Dementsprechend war davon auszugehen, dass selbst dann, wenn man eine Lücke annehmen würde, die vom Kläger begehrte Schließung einer so entstandenen Lücke nicht zwingend wäre. Im Hinblick auf den Vorrang der Tarifvertragsparteien dafür, wie Lücken, wenn sie denn nach dem Willen der Tarifvertragsparteien überhaupt geschlossen werden sollten, zu schließen sein, war eine gerichtliche Ersetzung desselben verwehrt.

2.5 Auch eine Verletzung des Gleichbehandlungsgrundsatzes ist nicht anzunehmen. Es ist im Rahmen von Bemessungsgrenzen nicht schlechterdings ausgeschlossen, einen Grenz- oder Eckwert anzunehmen, von dem an eine anderweitige Berechnung zu erfolgen hat, als es zuvor geschehen ist.

3. Nach alledem war dem Anspruch des Klägers nicht zu entsprechen.

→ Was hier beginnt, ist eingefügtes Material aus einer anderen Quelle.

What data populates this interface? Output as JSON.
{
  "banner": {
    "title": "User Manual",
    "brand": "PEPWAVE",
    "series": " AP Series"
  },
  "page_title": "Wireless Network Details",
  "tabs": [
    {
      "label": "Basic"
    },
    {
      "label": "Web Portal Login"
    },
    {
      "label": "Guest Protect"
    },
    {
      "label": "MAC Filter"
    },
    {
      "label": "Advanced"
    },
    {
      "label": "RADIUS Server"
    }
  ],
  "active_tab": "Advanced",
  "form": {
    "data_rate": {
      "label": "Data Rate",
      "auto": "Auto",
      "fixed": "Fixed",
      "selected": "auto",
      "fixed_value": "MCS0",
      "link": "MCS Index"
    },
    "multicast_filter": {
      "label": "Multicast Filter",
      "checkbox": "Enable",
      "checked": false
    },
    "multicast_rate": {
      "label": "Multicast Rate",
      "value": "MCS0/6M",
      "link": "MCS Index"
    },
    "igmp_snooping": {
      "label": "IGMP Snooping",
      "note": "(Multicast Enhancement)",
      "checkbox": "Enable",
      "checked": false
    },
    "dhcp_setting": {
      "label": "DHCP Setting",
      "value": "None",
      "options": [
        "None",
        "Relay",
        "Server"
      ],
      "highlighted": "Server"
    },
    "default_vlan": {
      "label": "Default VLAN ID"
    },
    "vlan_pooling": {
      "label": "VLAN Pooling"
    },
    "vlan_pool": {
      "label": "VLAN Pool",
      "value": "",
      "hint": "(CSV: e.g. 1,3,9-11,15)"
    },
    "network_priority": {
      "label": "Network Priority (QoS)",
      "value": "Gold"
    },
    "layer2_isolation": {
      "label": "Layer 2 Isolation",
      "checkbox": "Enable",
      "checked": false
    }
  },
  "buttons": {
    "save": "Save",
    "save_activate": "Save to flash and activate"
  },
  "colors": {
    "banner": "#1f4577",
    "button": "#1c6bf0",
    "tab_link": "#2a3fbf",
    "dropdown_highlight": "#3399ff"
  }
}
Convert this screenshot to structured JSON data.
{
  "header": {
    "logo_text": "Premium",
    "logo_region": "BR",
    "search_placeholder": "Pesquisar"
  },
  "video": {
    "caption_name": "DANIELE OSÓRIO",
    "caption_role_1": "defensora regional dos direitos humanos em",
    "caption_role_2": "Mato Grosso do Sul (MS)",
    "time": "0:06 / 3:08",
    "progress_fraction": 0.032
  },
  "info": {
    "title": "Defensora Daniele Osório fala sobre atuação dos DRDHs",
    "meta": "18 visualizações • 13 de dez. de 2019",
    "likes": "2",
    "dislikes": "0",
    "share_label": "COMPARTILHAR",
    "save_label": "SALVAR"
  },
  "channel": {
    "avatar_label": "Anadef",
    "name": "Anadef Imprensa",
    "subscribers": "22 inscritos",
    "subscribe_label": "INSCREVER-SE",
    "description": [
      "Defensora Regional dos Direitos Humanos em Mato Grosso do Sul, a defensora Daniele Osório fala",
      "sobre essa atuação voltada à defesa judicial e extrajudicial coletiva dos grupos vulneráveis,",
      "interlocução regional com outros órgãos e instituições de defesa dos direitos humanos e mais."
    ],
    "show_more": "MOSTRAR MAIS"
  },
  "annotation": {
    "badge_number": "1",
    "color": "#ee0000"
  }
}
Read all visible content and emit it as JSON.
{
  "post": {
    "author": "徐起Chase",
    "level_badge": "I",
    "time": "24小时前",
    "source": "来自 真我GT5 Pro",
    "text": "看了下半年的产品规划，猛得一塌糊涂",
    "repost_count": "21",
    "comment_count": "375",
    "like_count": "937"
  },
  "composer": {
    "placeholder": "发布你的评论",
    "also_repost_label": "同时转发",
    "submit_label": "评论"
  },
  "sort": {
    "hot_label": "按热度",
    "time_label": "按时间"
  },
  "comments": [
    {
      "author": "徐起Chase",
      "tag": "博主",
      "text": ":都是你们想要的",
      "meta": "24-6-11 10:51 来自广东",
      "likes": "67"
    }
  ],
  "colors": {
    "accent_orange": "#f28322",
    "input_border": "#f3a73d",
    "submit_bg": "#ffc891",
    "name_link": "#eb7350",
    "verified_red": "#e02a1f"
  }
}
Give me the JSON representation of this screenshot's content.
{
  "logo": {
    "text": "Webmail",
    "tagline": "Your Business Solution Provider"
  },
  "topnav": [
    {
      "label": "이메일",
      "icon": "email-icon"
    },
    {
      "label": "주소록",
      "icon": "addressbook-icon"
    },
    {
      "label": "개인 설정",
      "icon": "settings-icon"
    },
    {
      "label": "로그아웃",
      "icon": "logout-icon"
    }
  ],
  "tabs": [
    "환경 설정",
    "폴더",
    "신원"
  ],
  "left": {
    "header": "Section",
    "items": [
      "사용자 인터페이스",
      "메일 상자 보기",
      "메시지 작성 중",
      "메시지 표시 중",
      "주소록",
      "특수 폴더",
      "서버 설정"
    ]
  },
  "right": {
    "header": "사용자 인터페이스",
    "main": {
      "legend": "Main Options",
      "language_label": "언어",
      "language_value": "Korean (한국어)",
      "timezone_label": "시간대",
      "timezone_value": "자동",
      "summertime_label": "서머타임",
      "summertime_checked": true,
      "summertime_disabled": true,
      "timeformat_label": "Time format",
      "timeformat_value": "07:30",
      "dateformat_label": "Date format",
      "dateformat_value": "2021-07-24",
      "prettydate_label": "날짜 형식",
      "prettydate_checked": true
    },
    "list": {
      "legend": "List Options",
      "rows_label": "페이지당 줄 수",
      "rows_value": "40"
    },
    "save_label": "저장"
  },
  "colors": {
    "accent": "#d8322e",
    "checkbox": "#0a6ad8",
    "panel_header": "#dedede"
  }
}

Das Urteil des Arbeitsgerichts war entsprechend abzuändern, die Kostenfolge ergab sich aus § 91 ZPO.

4. Die Zulassung der Revision erfolgte gemäß § 72 Abs. 2 ArbGG im Hinblick auf die grundsätzliche Bedeutung und auf die Abweichung von der Entscheidung des Landesarbeitsgerichts Berlin-Brandenburg vom 31. März 2011 zum Az. 18 Sa 2719/10.